Normally I hate to start off with a reference to surveys, if only because the result can be an instant snooze for readers. This time, however, I’m making an exception. The reality is that the U.S. Government is under attack continuously by foreign interests, but less than two-thirds of respondents in a recent survey believe it.
The survey, performed earlier this year and reported last week by the Clarus Research Group here in Washington, reported among other things that 61 percent of Federal IT managers view the threat of an attack from foreign nations against the U.S. in the next year as “High.” One wonders what these people, all Federal IT decision makers, consider to be a “threat.”
In the interests of full disclosure, this survey was commissioned by the IT security folks at Lumension. But there’s no reason to think the results were skewed by that. The fact is that foreign countries, either directly or through surrogates, are attacking the U.S. and have been for years. This is a reality that Federal IT managers have to deal with on a daily basis.
What’s equally important to realize is that many of the attacks on the U.S. are against private IT interests. Defense contractors, companies that provide critical infrastructure such as power companies and phone companies, and other federal contractors are under attack. Those attacks are aimed at gathering information, disrupting activities, looking for attack vectors against the US government, and even bringing critical infrastructure down in a coordinated attack.
Adding to the complexity is the fact that some foreign countries, notably China, are also attacking private companies for their intellectual property. We’re at war, and anything is fair game. What’s worse is that we’re at war without the weapons and defenses we need.
A telling response to the Clarus survey was one in which only about half of respondents felt that the newly appointed cyber security director would be able to make a difference. This is worrying, but not because of the reasons you may think. Remember, the U.S. government’s IT infrastructure is a maze of independent, unconnected systems purchased at different times for different requirements, and managed by people who are underpaid, overworked and given too little authority to accomplish their missions.
What this means is that changing direction with the current situation in Federal IT is like trying to steer an oil tanker with an oar. You might be able to do it eventually, but it would work better to have something bigger.
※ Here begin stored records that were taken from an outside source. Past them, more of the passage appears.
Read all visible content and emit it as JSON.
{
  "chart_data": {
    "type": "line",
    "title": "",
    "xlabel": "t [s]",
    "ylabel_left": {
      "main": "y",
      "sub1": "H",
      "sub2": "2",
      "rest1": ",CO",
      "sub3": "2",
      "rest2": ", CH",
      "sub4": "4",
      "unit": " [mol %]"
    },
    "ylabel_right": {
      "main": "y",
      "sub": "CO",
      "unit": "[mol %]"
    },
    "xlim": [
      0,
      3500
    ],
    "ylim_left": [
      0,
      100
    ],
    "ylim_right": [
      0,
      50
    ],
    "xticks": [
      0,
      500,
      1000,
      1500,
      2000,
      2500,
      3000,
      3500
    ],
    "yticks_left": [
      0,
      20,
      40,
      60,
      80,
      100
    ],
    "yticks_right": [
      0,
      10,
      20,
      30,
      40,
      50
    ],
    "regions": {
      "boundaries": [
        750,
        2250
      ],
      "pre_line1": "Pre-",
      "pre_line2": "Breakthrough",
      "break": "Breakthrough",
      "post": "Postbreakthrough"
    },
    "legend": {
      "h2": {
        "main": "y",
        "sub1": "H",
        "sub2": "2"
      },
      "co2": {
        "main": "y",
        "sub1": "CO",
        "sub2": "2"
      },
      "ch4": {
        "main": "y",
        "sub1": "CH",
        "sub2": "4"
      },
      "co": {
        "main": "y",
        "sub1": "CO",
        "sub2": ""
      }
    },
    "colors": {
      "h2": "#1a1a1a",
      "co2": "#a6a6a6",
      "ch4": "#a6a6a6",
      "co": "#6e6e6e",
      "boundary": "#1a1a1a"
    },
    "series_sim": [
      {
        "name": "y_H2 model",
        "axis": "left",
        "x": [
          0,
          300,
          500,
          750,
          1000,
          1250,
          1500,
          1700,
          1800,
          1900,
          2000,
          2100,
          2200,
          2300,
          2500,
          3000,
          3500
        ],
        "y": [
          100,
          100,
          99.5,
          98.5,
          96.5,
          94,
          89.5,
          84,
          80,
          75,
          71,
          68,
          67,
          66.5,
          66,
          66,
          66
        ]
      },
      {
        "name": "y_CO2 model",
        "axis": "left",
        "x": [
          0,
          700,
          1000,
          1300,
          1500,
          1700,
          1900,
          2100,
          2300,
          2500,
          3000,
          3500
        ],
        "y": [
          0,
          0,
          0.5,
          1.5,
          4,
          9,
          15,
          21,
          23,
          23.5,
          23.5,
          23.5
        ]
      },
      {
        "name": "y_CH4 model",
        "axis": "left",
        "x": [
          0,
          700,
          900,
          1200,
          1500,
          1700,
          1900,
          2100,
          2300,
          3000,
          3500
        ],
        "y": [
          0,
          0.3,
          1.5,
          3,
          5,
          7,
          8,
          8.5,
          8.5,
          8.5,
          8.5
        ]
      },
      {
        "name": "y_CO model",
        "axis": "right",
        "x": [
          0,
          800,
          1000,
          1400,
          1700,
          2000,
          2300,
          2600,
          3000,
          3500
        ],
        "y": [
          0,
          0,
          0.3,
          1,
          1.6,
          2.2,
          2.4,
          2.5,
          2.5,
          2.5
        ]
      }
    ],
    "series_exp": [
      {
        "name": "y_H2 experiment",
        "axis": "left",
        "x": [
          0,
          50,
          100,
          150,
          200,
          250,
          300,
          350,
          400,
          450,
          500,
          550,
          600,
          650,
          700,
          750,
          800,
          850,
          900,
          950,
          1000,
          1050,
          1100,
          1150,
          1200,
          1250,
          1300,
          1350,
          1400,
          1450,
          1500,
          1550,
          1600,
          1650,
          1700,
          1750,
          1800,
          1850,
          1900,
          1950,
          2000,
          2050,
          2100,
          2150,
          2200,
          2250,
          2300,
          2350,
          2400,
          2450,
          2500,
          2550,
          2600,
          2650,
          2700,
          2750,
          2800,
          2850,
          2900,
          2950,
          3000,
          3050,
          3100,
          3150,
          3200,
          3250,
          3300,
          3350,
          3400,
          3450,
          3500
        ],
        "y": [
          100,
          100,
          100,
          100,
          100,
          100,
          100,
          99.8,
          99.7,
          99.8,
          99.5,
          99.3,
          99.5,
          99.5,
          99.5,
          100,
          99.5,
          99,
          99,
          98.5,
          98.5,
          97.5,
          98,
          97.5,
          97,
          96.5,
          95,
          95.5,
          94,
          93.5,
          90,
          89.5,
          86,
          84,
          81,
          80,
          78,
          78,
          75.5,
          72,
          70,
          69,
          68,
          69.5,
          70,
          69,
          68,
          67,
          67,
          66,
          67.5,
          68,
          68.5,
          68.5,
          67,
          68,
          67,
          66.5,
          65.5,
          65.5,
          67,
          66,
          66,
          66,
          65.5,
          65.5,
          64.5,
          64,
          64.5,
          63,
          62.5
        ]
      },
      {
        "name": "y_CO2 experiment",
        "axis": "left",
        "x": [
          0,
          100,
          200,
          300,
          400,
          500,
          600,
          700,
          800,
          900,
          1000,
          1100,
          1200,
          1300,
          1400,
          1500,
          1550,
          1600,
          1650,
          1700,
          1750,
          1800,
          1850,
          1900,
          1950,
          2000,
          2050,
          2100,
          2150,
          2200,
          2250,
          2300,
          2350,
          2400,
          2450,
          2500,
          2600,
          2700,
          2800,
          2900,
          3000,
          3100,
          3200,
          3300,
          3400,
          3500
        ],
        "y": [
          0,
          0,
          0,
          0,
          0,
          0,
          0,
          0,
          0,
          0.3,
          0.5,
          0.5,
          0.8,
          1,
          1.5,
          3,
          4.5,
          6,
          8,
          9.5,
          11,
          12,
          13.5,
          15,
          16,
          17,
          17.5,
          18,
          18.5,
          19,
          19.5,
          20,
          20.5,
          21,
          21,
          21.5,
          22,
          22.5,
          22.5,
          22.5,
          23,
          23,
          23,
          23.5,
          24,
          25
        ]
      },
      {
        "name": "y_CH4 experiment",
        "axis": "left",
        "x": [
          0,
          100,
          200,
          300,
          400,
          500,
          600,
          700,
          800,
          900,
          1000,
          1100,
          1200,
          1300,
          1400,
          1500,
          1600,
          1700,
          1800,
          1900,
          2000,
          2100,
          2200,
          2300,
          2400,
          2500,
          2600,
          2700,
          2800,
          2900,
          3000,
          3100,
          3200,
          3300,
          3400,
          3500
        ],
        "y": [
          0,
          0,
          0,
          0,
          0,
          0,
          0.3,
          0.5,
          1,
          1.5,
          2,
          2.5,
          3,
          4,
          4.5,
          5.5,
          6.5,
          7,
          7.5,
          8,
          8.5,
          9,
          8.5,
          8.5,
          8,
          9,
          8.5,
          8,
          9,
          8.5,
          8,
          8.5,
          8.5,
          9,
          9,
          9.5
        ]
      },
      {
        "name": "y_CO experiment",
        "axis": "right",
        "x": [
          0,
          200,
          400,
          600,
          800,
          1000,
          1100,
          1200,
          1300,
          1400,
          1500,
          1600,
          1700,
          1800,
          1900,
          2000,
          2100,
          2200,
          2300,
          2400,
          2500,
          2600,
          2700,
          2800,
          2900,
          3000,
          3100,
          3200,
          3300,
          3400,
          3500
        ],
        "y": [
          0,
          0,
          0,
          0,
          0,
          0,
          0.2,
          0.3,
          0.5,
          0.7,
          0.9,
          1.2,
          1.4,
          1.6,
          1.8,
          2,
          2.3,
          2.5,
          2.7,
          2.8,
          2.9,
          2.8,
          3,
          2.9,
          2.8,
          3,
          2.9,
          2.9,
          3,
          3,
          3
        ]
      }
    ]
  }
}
Lumension Chairman and CEO Pat Clawson suggests in a press release issued by his company that the new cyber security czar needs to have budget and policy authority, and he needs to report to the President. In other words, this needs to be a cabinet-level position.
I don’t think Clawson goes far enough. One of the biggest ongoing problems that afflicts federal IT is the lack of a realistic level of funding. Congress and the Executive Branch love to issue edicts of what Federal IT managers have to do in terms of security, management or standards. They issue compliance and auditing requirements. They bemoan the attacks on the IT infrastructure. But do they provide the money to pay for this? You guess.
The fact is that Federal IT managers, the ones that actually run the systems on a daily basis, are chronically underfunded, they are beset with conflicting requirements, and they are understaffed. They can’t spend money to solve the problem even if they have funding because the web of conflicting procurement regulations makes it nearly impossible to buy anything on a timely basis. It’s kind of like you finding a virus on your computer this year, but having to wait until 2014 to buy an anti-virus package.
The result is that federal IT managers are trying to hold back the rising tide with a couple of sandbags and their pinkie finger. The fact that they’re doing as well as they are is remarkable. The fact that they’re being asked to do it with less because of budgetary fantasies on the part of Congress is disturbing. The best leadership in the world can’t accomplish anything without the right tools, the right information and enough people. In other words, now that we have a cyber security czar trying to steer this oil tanker, maybe we should also buy him a bigger oar.